Ябадоо ответил на поклон и объяснил, дружески смеясь, что кто-то нагадил на алтарь в шинтоистском храме, на косе, и есть следы русских морских сапог.

– Что их слушать! Так и будут нам глаза колоть! – сказал Елкин.

«Экая мерзость! – подумал Алексей. – Они опять про то же!»

Оказывается, надо об этом написать отчет. Узнали в Эдо, требуют подробностей. Уэкава не может винить русских матросов, но и не может доказать их невиновность. Поэтому он в тупике.

– Но отчет, верно, должен об этом писать новый дайкан, молодой Эгава, а не вы, Деничиро-сама? – ответил Гошкевич.
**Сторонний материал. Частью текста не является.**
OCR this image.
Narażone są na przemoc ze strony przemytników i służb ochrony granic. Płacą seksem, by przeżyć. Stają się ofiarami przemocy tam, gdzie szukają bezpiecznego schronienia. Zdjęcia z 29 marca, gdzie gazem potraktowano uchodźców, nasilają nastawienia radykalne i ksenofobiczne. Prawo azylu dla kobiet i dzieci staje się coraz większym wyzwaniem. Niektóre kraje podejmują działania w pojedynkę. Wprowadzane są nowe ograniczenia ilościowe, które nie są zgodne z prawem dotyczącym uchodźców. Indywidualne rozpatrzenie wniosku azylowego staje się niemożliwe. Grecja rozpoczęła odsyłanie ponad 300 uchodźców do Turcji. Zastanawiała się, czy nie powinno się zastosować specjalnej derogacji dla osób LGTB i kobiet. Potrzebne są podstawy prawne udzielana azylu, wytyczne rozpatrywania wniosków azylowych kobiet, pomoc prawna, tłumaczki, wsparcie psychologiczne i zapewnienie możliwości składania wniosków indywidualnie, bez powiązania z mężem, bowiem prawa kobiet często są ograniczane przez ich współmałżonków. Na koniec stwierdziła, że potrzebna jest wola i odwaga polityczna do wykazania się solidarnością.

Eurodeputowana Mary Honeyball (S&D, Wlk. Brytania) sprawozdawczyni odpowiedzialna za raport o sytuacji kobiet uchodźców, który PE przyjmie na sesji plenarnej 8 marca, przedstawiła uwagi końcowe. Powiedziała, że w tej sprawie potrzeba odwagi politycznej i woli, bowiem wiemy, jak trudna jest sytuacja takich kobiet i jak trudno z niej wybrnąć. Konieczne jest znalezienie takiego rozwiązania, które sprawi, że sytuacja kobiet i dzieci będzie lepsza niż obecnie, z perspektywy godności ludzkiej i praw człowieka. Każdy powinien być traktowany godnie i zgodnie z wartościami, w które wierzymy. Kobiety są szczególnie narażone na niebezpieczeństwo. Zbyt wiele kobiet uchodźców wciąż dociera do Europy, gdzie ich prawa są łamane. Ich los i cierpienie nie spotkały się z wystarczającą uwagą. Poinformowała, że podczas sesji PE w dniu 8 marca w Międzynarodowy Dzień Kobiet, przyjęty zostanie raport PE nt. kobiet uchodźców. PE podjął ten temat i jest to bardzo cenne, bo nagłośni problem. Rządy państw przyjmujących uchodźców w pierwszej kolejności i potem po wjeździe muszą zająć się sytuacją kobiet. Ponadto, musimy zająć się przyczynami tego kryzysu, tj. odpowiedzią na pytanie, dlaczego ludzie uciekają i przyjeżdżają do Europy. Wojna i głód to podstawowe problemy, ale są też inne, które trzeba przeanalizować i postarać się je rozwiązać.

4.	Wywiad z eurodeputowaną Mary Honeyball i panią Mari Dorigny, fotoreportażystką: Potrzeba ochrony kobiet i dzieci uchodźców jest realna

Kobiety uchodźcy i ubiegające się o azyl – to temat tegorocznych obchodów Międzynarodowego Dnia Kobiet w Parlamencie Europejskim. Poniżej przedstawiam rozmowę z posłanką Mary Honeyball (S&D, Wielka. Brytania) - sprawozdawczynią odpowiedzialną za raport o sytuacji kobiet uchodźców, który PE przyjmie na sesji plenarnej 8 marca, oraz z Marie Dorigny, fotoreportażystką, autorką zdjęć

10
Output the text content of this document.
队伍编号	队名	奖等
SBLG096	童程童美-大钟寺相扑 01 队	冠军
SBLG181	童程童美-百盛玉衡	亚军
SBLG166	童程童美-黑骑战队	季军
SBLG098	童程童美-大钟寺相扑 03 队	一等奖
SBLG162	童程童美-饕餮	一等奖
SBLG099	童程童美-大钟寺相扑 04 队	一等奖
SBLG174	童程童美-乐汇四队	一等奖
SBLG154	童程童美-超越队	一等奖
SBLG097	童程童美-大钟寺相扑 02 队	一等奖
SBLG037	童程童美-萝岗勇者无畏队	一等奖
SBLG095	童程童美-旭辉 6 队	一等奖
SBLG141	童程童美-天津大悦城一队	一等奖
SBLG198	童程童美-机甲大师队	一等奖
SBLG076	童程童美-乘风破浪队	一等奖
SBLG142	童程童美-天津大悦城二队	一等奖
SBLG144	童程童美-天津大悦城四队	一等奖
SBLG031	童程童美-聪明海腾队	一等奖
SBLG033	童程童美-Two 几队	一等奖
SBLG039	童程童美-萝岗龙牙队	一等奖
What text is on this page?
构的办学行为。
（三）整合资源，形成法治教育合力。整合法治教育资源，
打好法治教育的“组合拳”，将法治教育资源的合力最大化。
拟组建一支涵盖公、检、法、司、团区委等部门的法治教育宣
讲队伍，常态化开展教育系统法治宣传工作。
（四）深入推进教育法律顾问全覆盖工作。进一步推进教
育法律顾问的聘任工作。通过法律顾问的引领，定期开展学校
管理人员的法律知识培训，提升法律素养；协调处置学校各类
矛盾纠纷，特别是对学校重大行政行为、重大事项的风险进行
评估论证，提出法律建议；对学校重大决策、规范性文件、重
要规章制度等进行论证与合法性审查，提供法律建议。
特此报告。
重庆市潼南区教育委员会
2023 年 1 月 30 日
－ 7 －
Уэкава на миг смутился, тут же закивал головой и улыбнулся:

– Да... да...

– Толку не добьешься, – молвил Елкин. – Пошли в лес!

Ябадоо загадочно смеялся и кланялся. Не то над ними, не то над хитростями своих.

– Пушкин предлагал вам назначить комиссию для расследования. Что же вы? Поручик Елкин и Шиллинг в тот же день ходили обследовать остатки уже затоптанных вами следов. Оказалось, сапоги – оба правые. Такие были у Букреева. А когда он наелся ягоды и умер, их кто-то стащил. Значит, это сделали не наши. Вот об этом и напишите, пожалуйста, в Эдо. Нижайше просим быть порядочными людьми. Это хитрость очень глупая и легко распознается. Мы вам об этом уже говорили, Уэкава-сама. Пушкин объяснялся с новым дайканом – молодым Эгава.